Therefore, Dr. Ali Saif speculates that Sultan Mosa could not proclaim himself a king, the fact which prevented his name from being recorded in books. Mosa might have also been just a sheikh in the area who called himself Sultan.
The mosque was dedicated to the sheikh Abbas who was buried inside. As we said, no more information is known about Abbas, yet locals retell a mythical story of the building of the mosque.
The story says: “There was a man named Abbas. He traveled to Makka for pilgrimage where he found a purse full of gold coins. He searched for its owner for a whole year but in vain.
He traveled to Makka three times to search for the man. In the fourth time, he found him. He was an Indian, but Abbas had spent part of the money. The Indian man wanted to check the integrity of Abbas. He asked him to pull out a tooth of his in compensation for the spent money. Abbas did that.
The Indian put the tooth in the purse, and, before he left, gave Abbas the following advice: Don't hasten, don't be lazy, don't be stingy.
Then Abbas wanted to return to Yemen. He embarked onboard a ship which was drifted to India. He got off and was entertained as a guest by a beautiful young Indian woman. She was searching for an honest man to marry him, following her father's advice.
She admired Abbas and wanted also to check his honesty. She produced a purse the same as the Indian's. he related the story of to the girl. She told him that he was the one her father had recommended her to marry. Then, they married and returned to Yemen.
On their way, the group of travelers stopped, but he remembered the man's advice: “Don't be lazy.” He with his wife went on and they encountered highwaymen. He remembered the man's advice: “Don't be stingy.” So, he gave them the money they wanted. Arriving in the village, he found that his first wife was sleeping beside a person. He could not recognize that it was his son. He intended to kill her, but again he remembered the man's advice: “Don't hasten.”
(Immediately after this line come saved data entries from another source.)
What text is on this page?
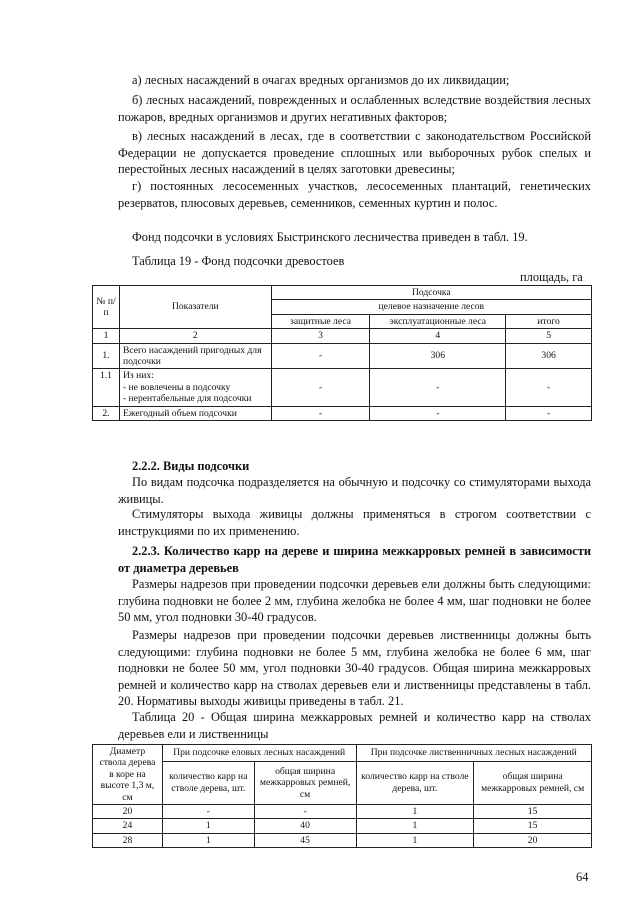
а) лесных насаждений в очагах вредных организмов до их ликвидации;
б) лесных насаждений, поврежденных и ослабленных вследствие воздействия лесных пожаров, вредных организмов и других негативных факторов;
в) лесных насаждений в лесах, где в соответствии с законодательством Российской Федерации не допускается проведение сплошных или выборочных рубок спелых и перестойных лесных насаждений в целях заготовки древесины;
г) постоянных лесосеменных участков, лесосеменных плантаций, генетических резерватов, плюсовых деревьев, семенников, семенных куртин и полос.
Фонд подсочки в условиях Быстринского лесничества приведен в табл. 19.
Таблица 19 - Фонд подсочки древостоев
площадь, га
№ п/п	Показатели	Подсочка		
		целевое назначение лесов		
		защитные леса	эксплуатационные леса	итого
1	2	3	4	5
1.	Всего насаждений пригодных для подсочки	-	306	306
1.1	Из них:
- не вовлечены в подсочку
- нерентабельные для подсочки	-	-	-
2.	Ежегодный объем подсочки	-	-	-
2.2.2. Виды подсочки
По видам подсочка подразделяется на обычную и подсочку со стимуляторами выхода живицы.
Стимуляторы выхода живицы должны применяться в строгом соответствии с инструкциями по их применению.
2.2.3. Количество карр на дереве и ширина межкарровых ремней в зависимости от диаметра деревьев
Размеры надрезов при проведении подсочки деревьев ели должны быть следующими: глубина подновки не более 2 мм, глубина желобка не более 4 мм, шаг подновки не более 50 мм, угол подновки 30-40 градусов.
Размеры надрезов при проведении подсочки деревьев лиственницы должны быть следующими: глубина подновки не более 5 мм, глубина желобка не более 6 мм, шаг подновки не более 50 мм, угол подновки 30-40 градусов. Общая ширина межкарровых ремней и количество карр на стволах деревьев ели и лиственницы представлены в табл. 20. Нормативы выходы живицы приведены в табл. 21.
Таблица 20 - Общая ширина межкарровых ремней и количество карр на стволах деревьев ели и лиственницы
Диаметр ствола дерева
в коре на высоте 1,3 м, см	При подсочке еловых лесных насаждений		При подсочке лиственничных лесных насаждений	
	количество карр на стволе дерева, шт.	общая ширина межкарровых ремней, см	количество карр на стволе дерева, шт.	общая ширина межкарровых ремней, см
20	-	-	1	15
24	1	40	1	15
28	1	45	1	20
64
Abbas built the mosque with the money he got from his Indian wife and devoted himself to worshipping God. Many people visited him, seeking knowledge.
Description of the mosque:
It is rectangular in shape (7025 meters long and 6030 meters wide). It has two entrances in the western and southern walls. Each entrance is rectangular in shape and has a stone bridge over it. Small pointed arches are seen above the entrances. In the middle of the arch there are windows with decorations around. Two steps lead up to the wooden-door entrance of the mosque. There are four windows in the eastern wall to ventilate the mosque and allow sunshine in.
The stones of the mosque had been used in building a pre-Islamic temple. This is evident by the inscriptions on the stones, which reveal that the ancient building was a temple for one of the Yemeni deities. The lower portion of the mosque is built with huge finely-chiseled stone blocks. A mixture of plaster and noorah was used for cementing the stones. The upper portion is built of baked bricks.
Prominent pieces sticks at the roof. Each has five teeth varying in length. They provide ornaments for the mosque. They are modelled after architectuarl elements popular during the Fatimi State, in Egypt.
The gutters are made of plaster and noorah so as to drain rainwater without damaging the internal decoration of the mosque.
The mosque is entered by two doors. The interior is a rectangular hall (6.25 meters long and 5.30 meters wide). It contains three rows of columns each of which contains two. This planning is characteristic of small mosques which are unlike the Prophet's Mosque that contains wings surrounding a yard.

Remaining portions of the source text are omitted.